Prozess gegen Arzt in Dubai geht weiter: Verteidigung ist am Zug

Beim nächsten Prozesstermin am Sonntag werden erstmals Zeugen der Verteidigung zu Wort kommen.

Dubai – Der in Dubai wegen Mordes angeklagte oberösterreichische Mediziner Eugen Adelsmayr steht am kommenden Sonntag, dem 30. Oktober, zum sechsten Mal in den Vereinigten Arabischen Emiraten (VAE) vor Gericht. Derzeit weilt er noch in Österreich, kümmert sich um seine schwer kranke Frau. Am Freitag fliegt er wieder nach Dubai. Wie auch bei den letzten Verhandlungen wird er von Elisabeth Ellison-Kramer, Chefin der Rechtsabteilung im Außenministerium, begleitet werden.

Dem Oberösterreicher und einem indischen Kollegen wird der Tod eines Patienten im Februar 2009 durch unterlassene Hilfeleistung und eine hohe Dosis Opiate zu Last gelegt. Dafür droht dem Bad Ischler im Wüstenstaat die Todesstrafe. Ende September hatten die Behörden Adelsmayr erstmals seit 2009 die Ausreise gestattet. Der Grund: Seine Frau ist schwer krank. „Während meiner Zeit in Dubai kümmern sich meine Söhne und eine Freundin der Familie um meine Frau“, sagte Adelsmayr zur APA.

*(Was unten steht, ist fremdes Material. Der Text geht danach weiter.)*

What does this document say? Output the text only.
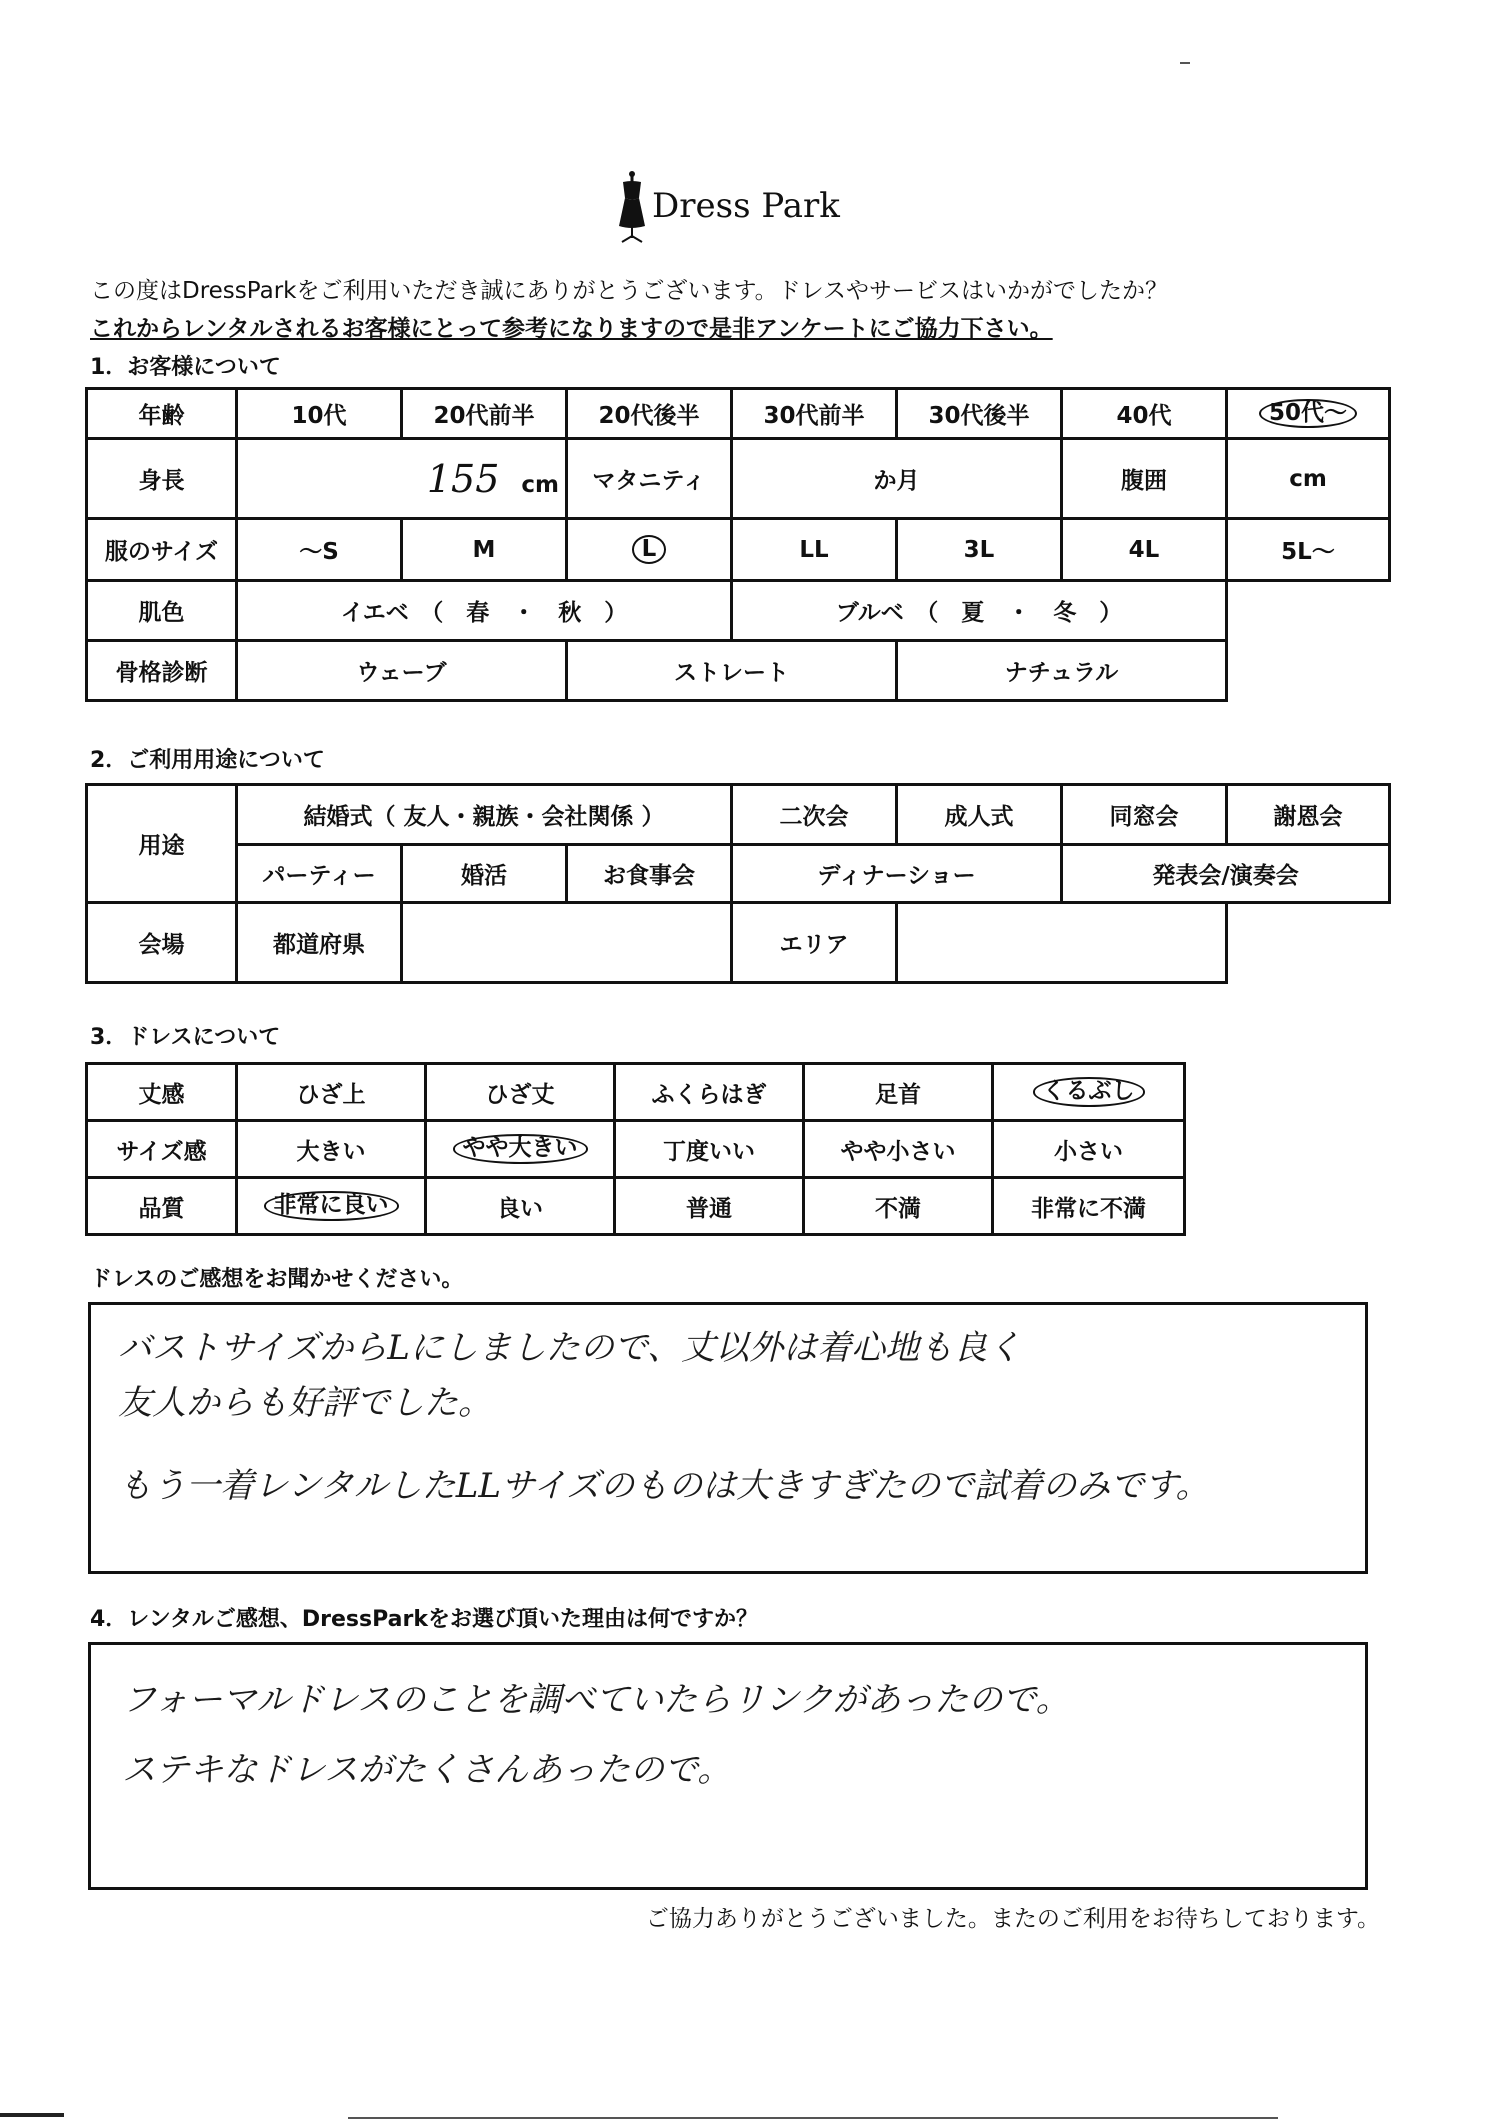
Dress Park
この度はDressParkをご利用いただき誠にありがとうございます。ドレスやサービスはいかがでしたか？
これからレンタルされるお客様にとって参考になりますので是非アンケートにご協力下さい。
1．お客様について
年齢	10代	20代前半	20代後半	30代前半	30代後半	40代	50代～
身長	155 cm		マタニティ	か月		腹囲	cm
服のサイズ	～S	M	L	LL	3L	4L	5L～
肌色	イエベ　（　春　・　秋　）			ブルベ　（　夏　・　冬　）			
骨格診断	ウェーブ		ストレート		ナチュラル		
2．ご利用用途について
用途	結婚式（ 友人・親族・会社関係 ）			二次会	成人式	同窓会	謝恩会
	パーティー	婚活	お食事会	ディナーショー		発表会/演奏会	
会場	都道府県			エリア			
3．ドレスについて
丈感	ひざ上	ひざ丈	ふくらはぎ	足首	くるぶし
サイズ感	大きい	やや大きい	丁度いい	やや小さい	小さい
品質	非常に良い	良い	普通	不満	非常に不満
ドレスのご感想をお聞かせください。
バストサイズからLにしましたので、丈以外は着心地も良く
友人からも好評でした。
もう一着レンタルしたLLサイズのものは大きすぎたので試着のみです。
4．レンタルご感想、DressParkをお選び頂いた理由は何ですか？
フォーマルドレスのことを調べていたらリンクがあったので。
ステキなドレスがたくさんあったので。
ご協力ありがとうございました。またのご利用をお待ちしております。
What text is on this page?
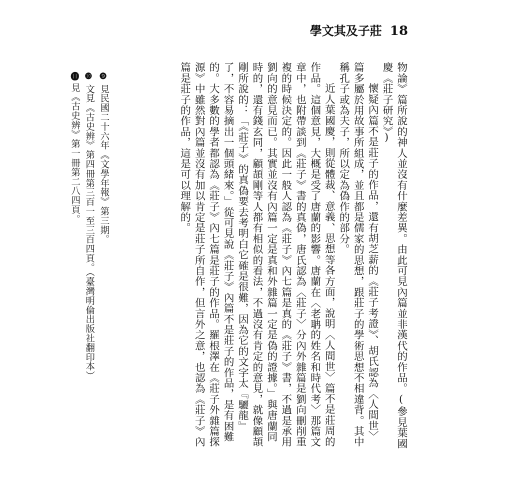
學文其及子莊 18

物論》篇所說的神人並沒有什麼差異。由此可見內篇並非漢代的作品。(參見葉國慶《莊子研究》)

懷疑內篇不是莊子的作品，還有胡芝薪的《莊子考證》、胡氏認為〈人間世〉篇多屬於用故事所組成，並且都是儒家的思想，跟莊子的學術思想不相違背。其中稱孔子或為夫子，所以定為偽作的部分。

近人葉國慶，則從體裁、意義、思想等各方面，說明〈人間世〉篇不是莊周的作品。這個意見，大概是受了唐蘭的影響。唐蘭在〈老聃的姓名和時代考〉那篇文章中，也附帶談到《莊子》書的真偽，唐氏認為〈莊子〉分內外雜篇是劉向刪削重複的時候決定的。因此一般人認為《莊子》內七篇是真的《莊子》書，不過是承用劉向的意見而已。其實並沒有內篇一定是真和外雜篇一定是偽的證據。」與唐蘭同時的，還有錢玄同，顧頡剛等人都有相似的看法，不過沒有肯定的意見，就像顧頡剛所說的：「《莊子》的真偽要去考明白它確是很難，因為它的文字太『驪龍』了，不容易摘出一個頭緒來。」從可見說《莊子》內篇不是莊子的作品，是有困難的。大多數的學者都認為《莊子》內七篇是莊子的作品。羅根澤在《莊子外雜篇探源》中雖然對內篇並沒有加以肯定是莊子所自作，但言外之意，也認為《莊子》內篇是莊子的作品，這是可以理解的。

❾見民國二十六年《文學年報》第三期。
❿文見《古史辨》第四冊第三百一至三百四頁。（臺灣明倫出版社翻印本）
⓫見《古史辨》第一冊第二八四頁。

Beim nächsten Prozesstermin am Sonntag werden erstmals Zeugen der Verteidigung zu Wort kommen. „Wir haben bereits eine Liste mit unseren fünf wichtigsten Zeugen an das Gericht gesendet“, sagte Adelsmayr zur APA. Diese müssen vom zuständigen Richter, einem gebürtigen Ägypter, genehmigt werden. Bei den vergangenen Verhandlungen war die Anklage am Zug, insgesamt fünf Personen wurden von ihr vorgeladen und befragt. „Die Chance, dass wir mehr Zeugen zugelassen bekommen als die Anklage hatte, ist sehr klein“, sagte der Mediziner. Er rechnet damit, dass am 30. Oktober zwei bis drei Personen einvernommen werden können.

Ebenfalls angeklagt und bei der Verhandlung dabei ist der indische Kollege. Dieser war der diensthabende Arzt, als der gelähmte Patient einen Herzinfarkt erlitt. „Unsere beiden Namen stehen auf der Anklageschrift“, sagte Adelsmayr, „dennoch geht es beim Prozess hauptsächlich um mich.“

Für den weiteren Verhandlungsverlauf zeigt er sich nach wie vor zuversichtlich. Doch: „Im schlimmsten Fall kann der Prozess noch ein halbes Jahr dauern“, befürchtet der 52-Jährige. Dennoch möchte er weiterhin zwischen Dubai und Österreich pendeln und die verhandlungsfreien Zeiten bei seiner Frau verbringen. (APA)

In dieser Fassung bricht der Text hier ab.